Many years ago, I was assigned the task of working on a global marketing data warehouse for a company that was losing money. After the new year, the data warehouse metrics indicated a huge profit during December. I warned the executives, "This number does not make sense"; companies typically do not make huge purchases at the end of the year. Their response was, "Numbers don't lie." Really? The executives reported the company was profitable and everyone would receive their first bonus in five years. After a week of intensive data analysis, I made a phone call to the offshore branch who coincidently started integrating their data in December. I asked, "Was the revenue posted in dollars?" They confirmed my suspicion: no, the revenue was posted in local currency. After conversion, the company was still losing money. I reported my findings and was the villain who took away everyone's bonus.

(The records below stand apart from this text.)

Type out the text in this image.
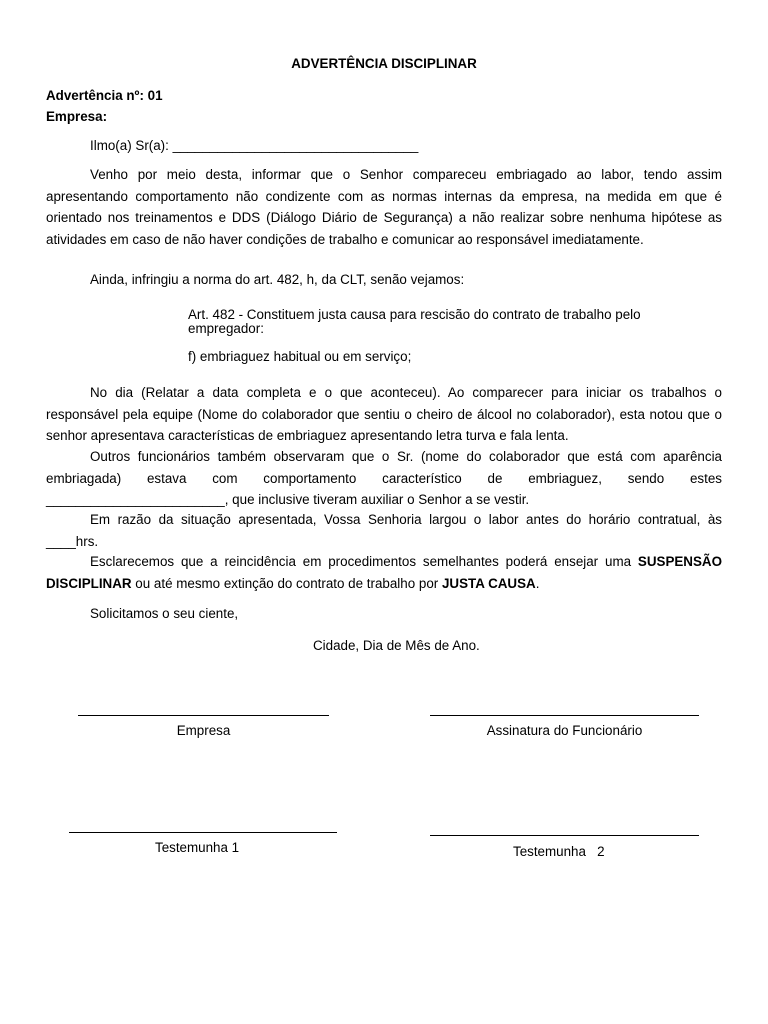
ADVERTÊNCIA DISCIPLINAR
Advertência nº: 01
Empresa:
Ilmo(a) Sr(a): _________________________________
Venho por meio desta, informar que o Senhor compareceu embriagado ao labor, tendo assim apresentando comportamento não condizente com as normas internas da empresa, na medida em que é orientado nos treinamentos e DDS (Diálogo Diário de Segurança) a não realizar sobre nenhuma hipótese as atividades em caso de não haver condições de trabalho e comunicar ao responsável imediatamente.
Ainda, infringiu a norma do art. 482, h, da CLT, senão vejamos:
Art. 482 - Constituem justa causa para rescisão do contrato de trabalho pelo empregador:
f) embriaguez habitual ou em serviço;
No dia (Relatar a data completa e o que aconteceu). Ao comparecer para iniciar os trabalhos o responsável pela equipe (Nome do colaborador que sentiu o cheiro de álcool no colaborador), esta notou que o senhor apresentava características de embriaguez apresentando letra turva e fala lenta.
Outros funcionários também observaram que o Sr. (nome do colaborador que está com aparência embriagada) estava com comportamento característico de embriaguez, sendo estes ________________________, que inclusive tiveram auxiliar o Senhor a se vestir.
Em razão da situação apresentada, Vossa Senhoria largou o labor antes do horário contratual, às ____hrs.
Esclarecemos que a reincidência em procedimentos semelhantes poderá ensejar uma SUSPENSÃO DISCIPLINAR ou até mesmo extinção do contrato de trabalho por JUSTA CAUSA.
Solicitamos o seu ciente,
Cidade, Dia de Mês de Ano.
Empresa	Assinatura do Funcionário
Testemunha 1	Testemunha   2
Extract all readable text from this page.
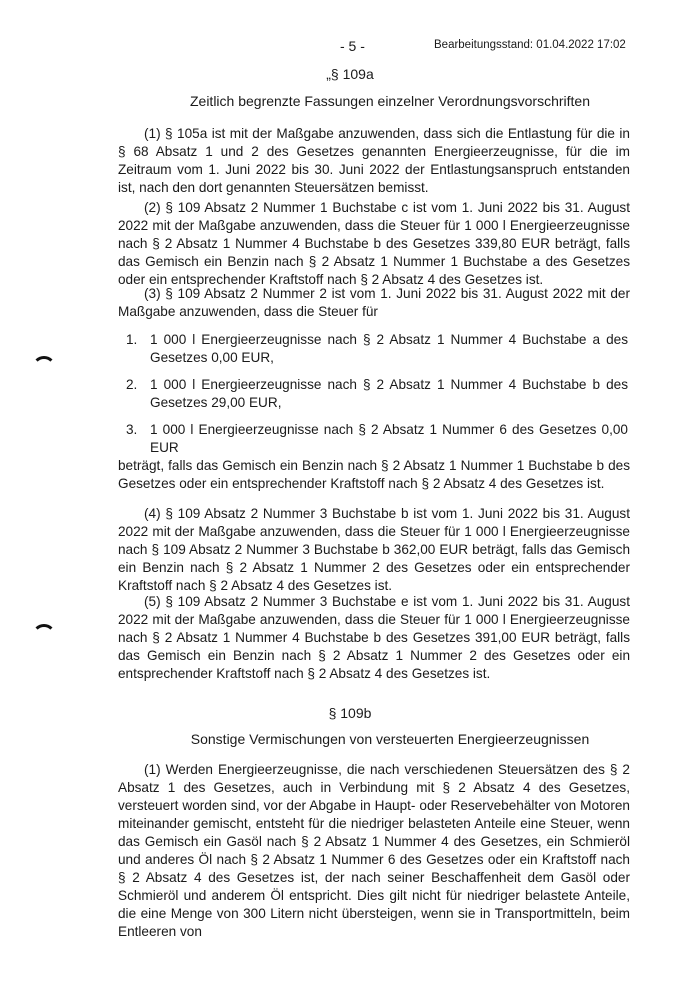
- 5 -	Bearbeitungsstand: 01.04.2022 17:02
„§ 109a
Zeitlich begrenzte Fassungen einzelner Verordnungsvorschriften
(1) § 105a ist mit der Maßgabe anzuwenden, dass sich die Entlastung für die in § 68 Absatz 1 und 2 des Gesetzes genannten Energieerzeugnisse, für die im Zeitraum vom 1. Juni 2022 bis 30. Juni 2022 der Entlastungsanspruch entstanden ist, nach den dort genannten Steuersätzen bemisst.
(2) § 109 Absatz 2 Nummer 1 Buchstabe c ist vom 1. Juni 2022 bis 31. August 2022 mit der Maßgabe anzuwenden, dass die Steuer für 1 000 l Energieerzeugnisse nach § 2 Absatz 1 Nummer 4 Buchstabe b des Gesetzes 339,80 EUR beträgt, falls das Gemisch ein Benzin nach § 2 Absatz 1 Nummer 1 Buchstabe a des Gesetzes oder ein entsprechender Kraftstoff nach § 2 Absatz 4 des Gesetzes ist.
(3) § 109 Absatz 2 Nummer 2 ist vom 1. Juni 2022 bis 31. August 2022 mit der Maßgabe anzuwenden, dass die Steuer für
1. 1 000 l Energieerzeugnisse nach § 2 Absatz 1 Nummer 4 Buchstabe a des Gesetzes 0,00 EUR,
2. 1 000 l Energieerzeugnisse nach § 2 Absatz 1 Nummer 4 Buchstabe b des Gesetzes 29,00 EUR,
3. 1 000 l Energieerzeugnisse nach § 2 Absatz 1 Nummer 6 des Gesetzes 0,00 EUR
beträgt, falls das Gemisch ein Benzin nach § 2 Absatz 1 Nummer 1 Buchstabe b des Gesetzes oder ein entsprechender Kraftstoff nach § 2 Absatz 4 des Gesetzes ist.
(4) § 109 Absatz 2 Nummer 3 Buchstabe b ist vom 1. Juni 2022 bis 31. August 2022 mit der Maßgabe anzuwenden, dass die Steuer für 1 000 l Energieerzeugnisse nach § 109 Absatz 2 Nummer 3 Buchstabe b 362,00 EUR beträgt, falls das Gemisch ein Benzin nach § 2 Absatz 1 Nummer 2 des Gesetzes oder ein entsprechender Kraftstoff nach § 2 Absatz 4 des Gesetzes ist.
(5) § 109 Absatz 2 Nummer 3 Buchstabe e ist vom 1. Juni 2022 bis 31. August 2022 mit der Maßgabe anzuwenden, dass die Steuer für 1 000 l Energieerzeugnisse nach § 2 Absatz 1 Nummer 4 Buchstabe b des Gesetzes 391,00 EUR beträgt, falls das Gemisch ein Benzin nach § 2 Absatz 1 Nummer 2 des Gesetzes oder ein entsprechender Kraftstoff nach § 2 Absatz 4 des Gesetzes ist.
§ 109b
Sonstige Vermischungen von versteuerten Energieerzeugnissen
(1) Werden Energieerzeugnisse, die nach verschiedenen Steuersätzen des § 2 Absatz 1 des Gesetzes, auch in Verbindung mit § 2 Absatz 4 des Gesetzes, versteuert worden sind, vor der Abgabe in Haupt- oder Reservebehälter von Motoren miteinander gemischt, entsteht für die niedriger belasteten Anteile eine Steuer, wenn das Gemisch ein Gasöl nach § 2 Absatz 1 Nummer 4 des Gesetzes, ein Schmieröl und anderes Öl nach § 2 Absatz 1 Nummer 6 des Gesetzes oder ein Kraftstoff nach § 2 Absatz 4 des Gesetzes ist, der nach seiner Beschaffenheit dem Gasöl oder Schmieröl und anderem Öl entspricht. Dies gilt nicht für niedriger belastete Anteile, die eine Menge von 300 Litern nicht übersteigen, wenn sie in Transportmitteln, beim Entleeren von
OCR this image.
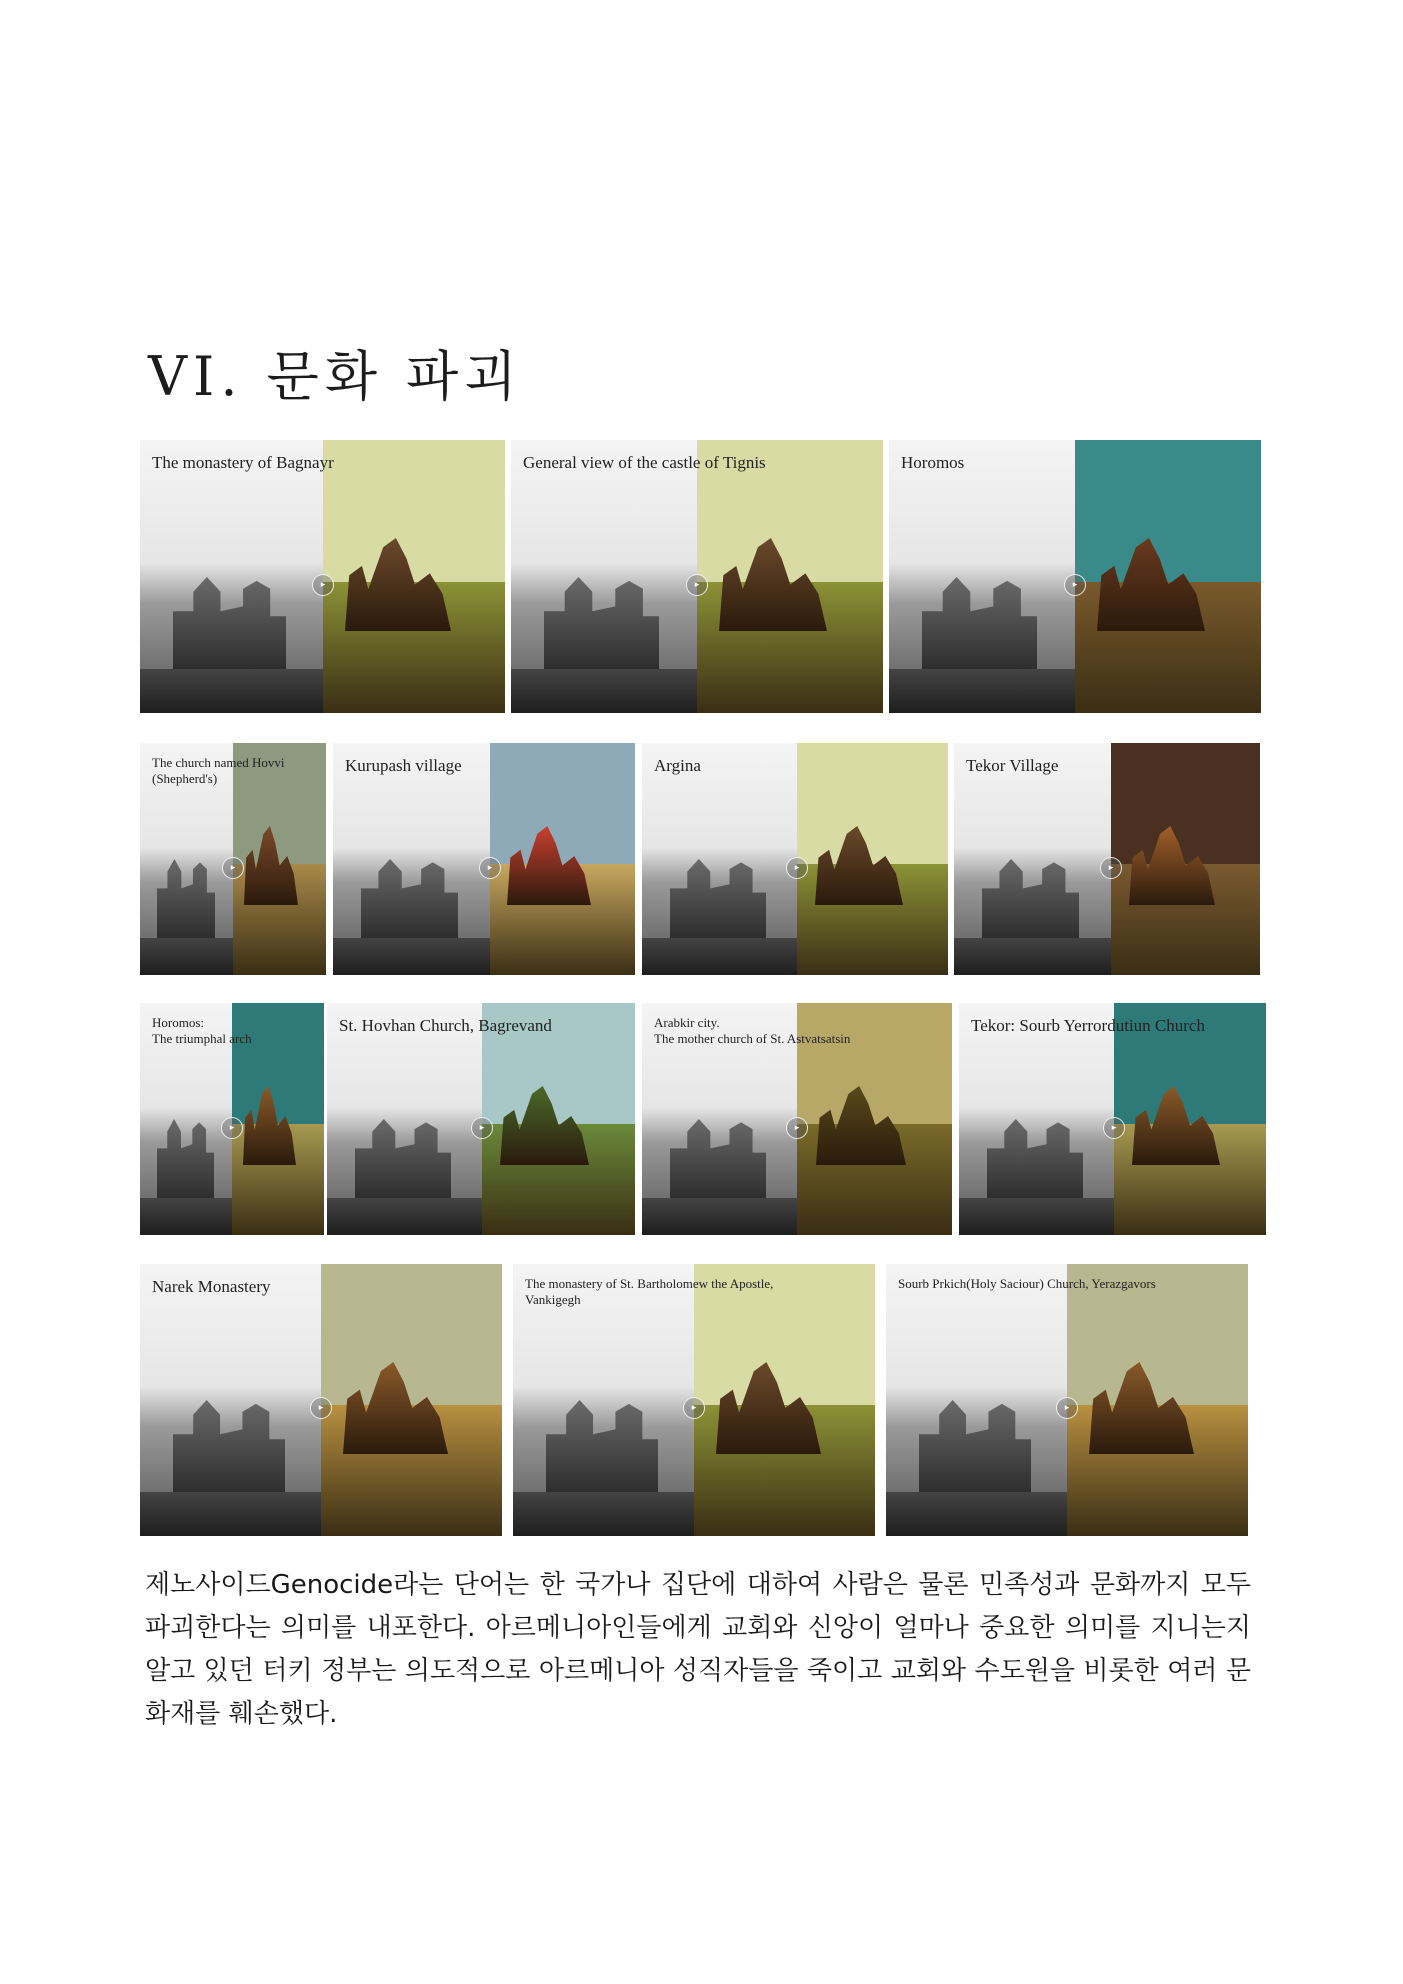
VI. 문화 파괴
The monastery of Bagnayr
▸
General view of the castle of Tignis
▸
Horomos
▸
The church named Hovvi
(Shepherd's)
▸
Kurupash village
▸
Argina
▸
Tekor Village
▸
Horomos:
The triumphal arch
▸
St. Hovhan Church, Bagrevand
▸
Arabkir city.
The mother church of St. Astvatsatsin
▸
Tekor: Sourb Yerrordutiun Church
▸
Narek Monastery
▸
The monastery of St. Bartholomew the Apostle,
Vankigegh
▸
Sourb Prkich(Holy Saciour) Church, Yerazgavors
▸

제노사이드Genocide라는 단어는 한 국가나 집단에 대하여 사람은 물론 민족성과 문화까지 모두 파괴한다는 의미를 내포한다. 아르메니아인들에게 교회와 신앙이 얼마나 중요한 의미를 지니는지 알고 있던 터키 정부는 의도적으로 아르메니아 성직자들을 죽이고 교회와 수도원을 비롯한 여러 문화재를 훼손했다.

Stakeholders have a 'metrics fixation', but metrics can be pseudo-science. Stakeholders find it easier to base their decisions on "quantitative" metrics rather than qualitative factors such as experience and judgment. Dashboards metrics may be based on the wrong data or the wrong measurement or interpreted incorrectly. This can be problematic, particularly if depending upon third-party companies or products for some or all the metrics captured. One method for improving data accuracy is for the BA to ensure the stakeholders identify an ongoing auditing process to review metrics and confirm correctness.
Stakeholders are fond of dashboards, but dashboards can be misleading because they provide no context for the data. Many today are innumerate; they do not have basic knowledge of mathematics. I often argue with stakeholders over percentages, due to the lack of understanding of how percentages work. For example: the dashboard metric that has dropped by 10% from Monday morning to Monday afternoon, and then increased by 10% on Tuesday closing, has not returned to the Monday morning value — although users will argue it has. (If Monday morning value is 100-10% = 90, 90+10%= 99 Tuesday closing value.) BAs who are innumerate themselves should seek assistance by those who are stronger in math.
Stakeholders have a hunger for data these days and will state, "We need more data for complete analysis" when this is rarely true. At one site, the managers wanted to stop a project because they were missing twelve weeks of data from a five-year period. I reminded them they still had 248 weeks of data; would the missing 12 weeks really skew the results? They decided it did not. For most data analysis, missing some data is acceptable, but there are circumstances where data must be 100% complete and correct. The BA must provide the facts to the stakeholders and allow them to determine how much data and what degree of accuracy is required.
Business analysts and developers both make mistakes, and data errors may not be encountered for weeks, months, or years after implementation. A business analyst performing data analysis must always ask, "Does this data make sense?" If it does not, the BA must have the courage to question and research the data's validity.
This was best stated by Euripides who said,
"Question everything. Learn something…."
# # #